Ansioso de hacer saber á sus protectores los descubrimientos que llevaba realizados, abandonó á los otros buques de su flota, volviéndose á Méjico y pasando de allí á España. El resto de su vida lo empleó en solicitar recursos para una nueva exploración, pero todos se habían dado cuenta del verdadero carácter de este hombre y murió sin conseguir sus deseos.

Su segundo era un piloto de gran mérito, Luis Vaez de Torres. Al verse abandonado por Quirós tuvo que buscar refugio en Filipinas, pero antes exploró las costas de Nueva Guinea y de Australia, y todavía se llama de Torres el estrecho encontrado por él entre estas dos islas enormes.

Un siglo antes de que los holandeses creyesen descubrir Australia por primera vez, llamándola Nueva Holanda, así como otras tierras inmediatas, los españoles habían ya navegado frente á sus costas, desembarcando en ellas, faltos de víveres, para traficar con los naturales.

XVI
EL PAÍS DE LAS ESPECIAS

La vieja Batavia y la famosa Compañía de las Grandes Indias.—Cómo vivió Java dos siglos y medio de colonización holandesa.—Opulencia de Batavia.—Abundancia de dinero y de enfermedades mortales.—El monopolio de las especias.—Destrucción de artículos para mantener su escasez.—Las ciudades-jardines de Weltevreden y Micer Cornelius.—Una plaza de un kilómetro cuadrado.—El país del «batik».—Muchedumbres hermosas y colorinescas.—El dulce mahometismo del pueblo javanés.—Facilidad de las javanesas para desnudarse.—El turbante y los pies descalzos.—Baño de las mujeres en las calles.—Dos condiciones exigidas por los antiguos javaneses para dejarse matar tranquilamente.—El «traidor» Erberfeld y su eterna execración.—Reparto equitativo de las vergüenzas del pasado.

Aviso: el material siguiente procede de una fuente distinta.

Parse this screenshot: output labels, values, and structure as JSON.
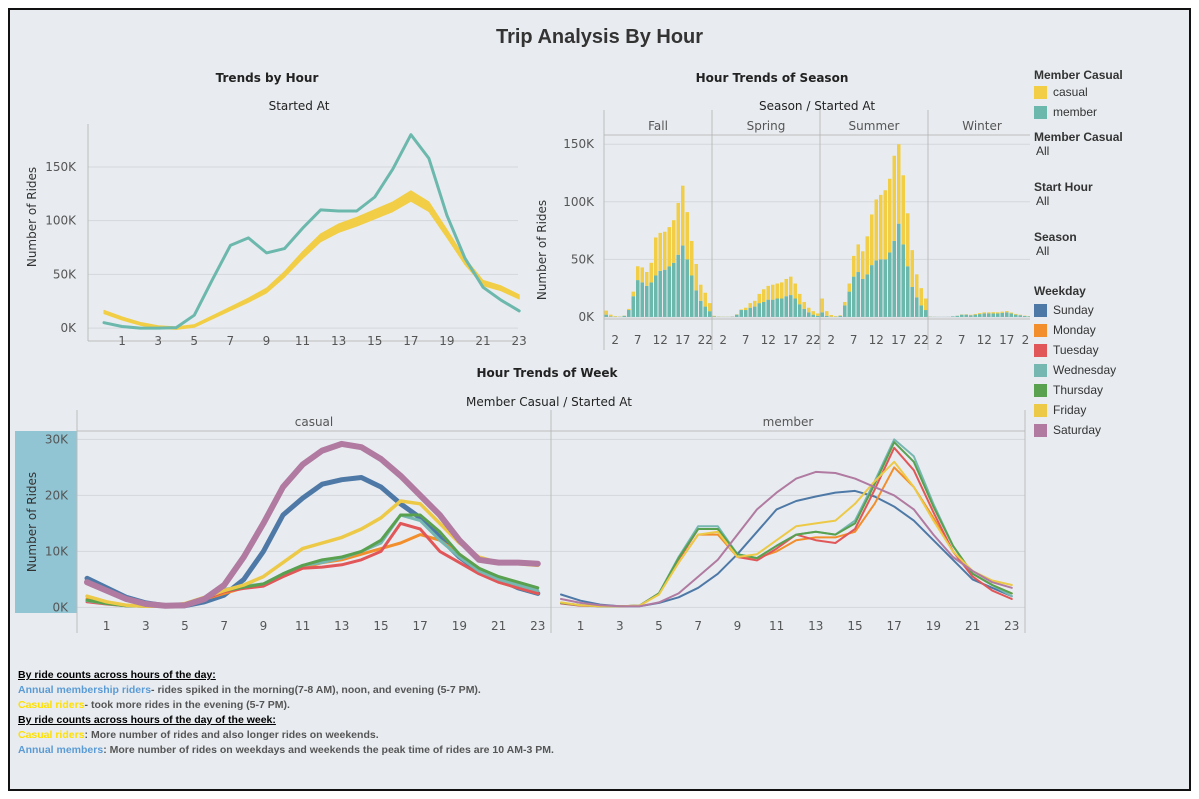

Al detenerse el Franconia en Tandjong Priok cae sobre nosotros el calor ecuatorial con toda su húmeda pesadez. Nos hallamos á unos cuantos grados nada más de la Línea, en una ribera de Java, entre terrenos de verdura exuberante pero bajos y casi anegados.

Batavia, la antigua metrópoli javanesa, está á varias millas del mar. Un canal navegable permitía la llegada hasta cerca de sus almacenes á los navíos de otros tiempos, que eran de poco calado. Hoy los vapores quedan en el puerto moderno de Tandjong Priok y por el canal sólo navegan sampanes del país y rosarios de lanchones tirados por remolcadores.

Ver Java fué uno de mis mayores deseos al emprender el viaje alrededor del mundo. Siempre leí con predilección los relatos escritos en pasados siglos sobre esta isla inagotablemente productora. Ya he dicho cómo los holandeses se la arrebataron á los portugueses en 1600, lo mismo que Sumatra, las Molucas y otros archipiélagos inmediatos. Los reyes indígenas, quejosos de la dominación portuguesa, se aliaron con los holandeses, y su auxilio fué decisivo para que éstos se apoderasen del país. Al poco tiempo se convencieron de que sus nuevos dominadores no eran preferibles á los antiguos. Holanda cedió á una sociedad mercantil el gobierno y explotación de sus colonias oceánicas, y ésta se hizo famosa en la Historia con el título de Compañía de las Grandes Indias.

El actual gobierno de los holandeses en Java es dulce, tolerante, progresivo, y ha realizado grandes obras; pero el período de 1600 á 1860—más de dos siglos y medio—, que fué el de la Compañía de las Grandes Indias y otras organizaciones sucesoras de igual carácter, puede considerarse como la muestra más completa que se conoce de colonización ávida, cruel é inexorablemente mercantil. Todos los defectos probados ó problemáticos de la colonización española en América pierden importancia si se les compara con la dureza explotadora de la célebre Compañía en sus posesiones oceánicas.

Un gobernador enviado de Holanda reinaba como monarca absoluto sobre todas las islas. Este personaje sólo se dejaba ver en una carroza dorada con tiro de seis caballos, escoltada por oficiales y precedida de varios negros armados de cachiporras de plata, dispuestos á golpear al que no hiciese alto reverentemente y saludase doblando el espinazo. Los criollos ricos y los holandeses que iban en carrozas más modestas debían echar pie á tierra con sus mujeres é hijos para unir sus encorvamientos á los de la muchedumbre. Este virrey tenía un Consejo de diez y seis ministros, llamados edel-heers, ó sea consejeros de Indias, que no por ser secundarios resultaban menos temibles. Los que de ellos no gobernaban por delegación en Macasar ó alguna otra capital isleña y permanecían en Batavia, podían usar también carroza dorada, pero de cuatro caballos, y los propietarios de los otros carruajes debían ponerse de pie para saludar á Sus Excelencias.